As we prepare to welcome a new pastor among this Sunday – The Reverend Rebecca Kirkpatrick – we are called to consider again the unique relationship that exists between a congregation and its pastors. There is nothing quite like this relationship in any other organization. Sometimes the calling of a new pastor seems to take excessively long – I’ve heard more than a few complaints about the seeming lugubrious Presbyterian process of replacing a pastor! And, frankly, there is some merit to those complaints.

At the same time, replacing a pastor is not the same as replacing a CEO. Replacing a pastor is like replacing a member of the family. The relationships that are built over time between people and their pastor are deeply ingrained in the heart as well as the mind. Loss is felt keenly when a beloved pastor leaves – and time is required to build up those feelings again with someone new. But all of this mix of feelings enriches us in our faith journeys.

In a recent issue of The Christian Century, the editor and my friend, John Buchanan, retired just three years from a long pastorate at Fourth Presbyterian Church in Chicago, reflects with keen insight and great feeling on the relationship between a pastor and the people he/she serves:

“The pastor lives and works close to the heat: the passion, tragedy, and exultation, the pain, loss, and indescribable joy of human life. People invite us into their lives at a level not accessible to anyone else. They tell us things they tell no one else, things we must never tell anyone (even our spouse), things we carry around the rest of our lives.

 They call us when they lose their jobs or a spouse dies. They tell us that sex is no longer interesting, that they can’t believe in God any longer, that their teenage daughter is doing cocaine. They want us at their bedside when they are critically ill and invite us into the most intimate space in all of life when life comes to an end.

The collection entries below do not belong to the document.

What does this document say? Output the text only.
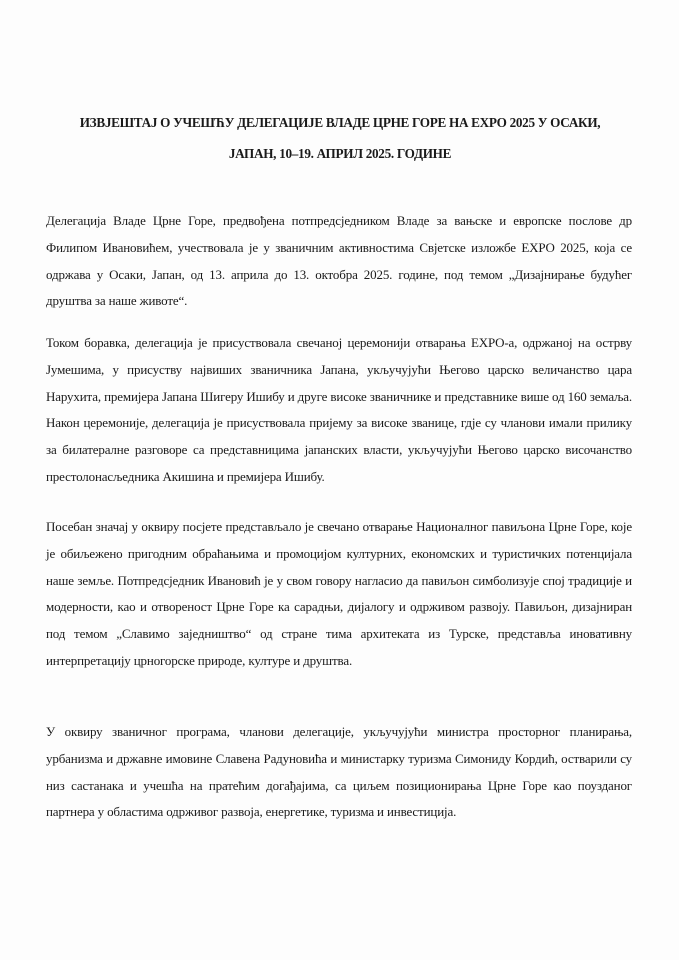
ИЗВЈЕШТАЈ О УЧЕШЋУ ДЕЛЕГАЦИЈЕ ВЛАДЕ ЦРНЕ ГОРЕ НА EXPO 2025 У ОСАКИ,
ЈАПАН, 10–19. АПРИЛ 2025. ГОДИНЕ

Делегација Владе Црне Горе, предвођена потпредсједником Владе за вањске и европске послове др Филипом Ивановићем, учествовала је у званичним активностима Свјетске изложбе EXPO 2025, која се одржава у Осаки, Јапан, од 13. априла до 13. октобра 2025. године, под темом „Дизајнирање будућег друштва за наше животе“.

Током боравка, делегација је присуствовала свечаној церемонији отварања EXPO-а, одржаној на острву Јумешима, у присуству највиших званичника Јапана, укључујући Његово царско величанство цара Нарухита, премијера Јапана Шигеру Ишибу и друге високе званичнике и представнике више од 160 земаља. Након церемоније, делегација је присуствовала пријему за високе званице, гдје су чланови имали прилику за билатералне разговоре са представницима јапанских власти, укључујући Његово царско височанство престолонасљедника Акишина и премијера Ишибу.

Посебан значај у оквиру посјете представљало је свечано отварање Националног павиљона Црне Горе, које је обиљежено пригодним обраћањима и промоцијом културних, економских и туристичких потенцијала наше земље. Потпредсједник Ивановић је у свом говору нагласио да павиљон симболизује спој традиције и модерности, као и отвореност Црне Горе ка сарадњи, дијалогу и одрживом развоју. Павиљон, дизајниран под темом „Славимо заједништво“ од стране тима архитеката из Турске, представља иновативну интерпретацију црногорске природе, културе и друштва.

У оквиру званичног програма, чланови делегације, укључујући министра просторног планирања, урбанизма и државне имовине Славена Радуновића и министарку туризма Симониду Кордић, остварили су низ састанака и учешћа на пратећим догађајима, са циљем позиционирања Црне Горе као поузданог партнера у областима одрживог развоја, енергетике, туризма и инвестиција.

 They turn us into addicts with their postworship compliments, and then devastate us with criticism when we’re most vulnerable. They know our salaries, what kind of car we drive, and where we go on vacation. And, remarkably, they also come week after week to sit quietly and listen to us talk. If there is a more astonishing fact and more unlikely honor, I cannot image what it might be. I’m not sure there’s another job in which professional identity and sense of self are so intertwined.”

My own experience as a pastor in one congregation for over twenty years attests to the accuracy of John’s thoughts. And I trust that I share with the rest of your pastoral staff his feelings about the honor of serving all of you in the profession to which we have been called.

May all of us – people and pastors alike – prepare to greet Rebecca this Sunday with a special joy and a sure and certain hope grounded in the Providence of God for the wonders that will come about through all the time we have with her in days and years to come.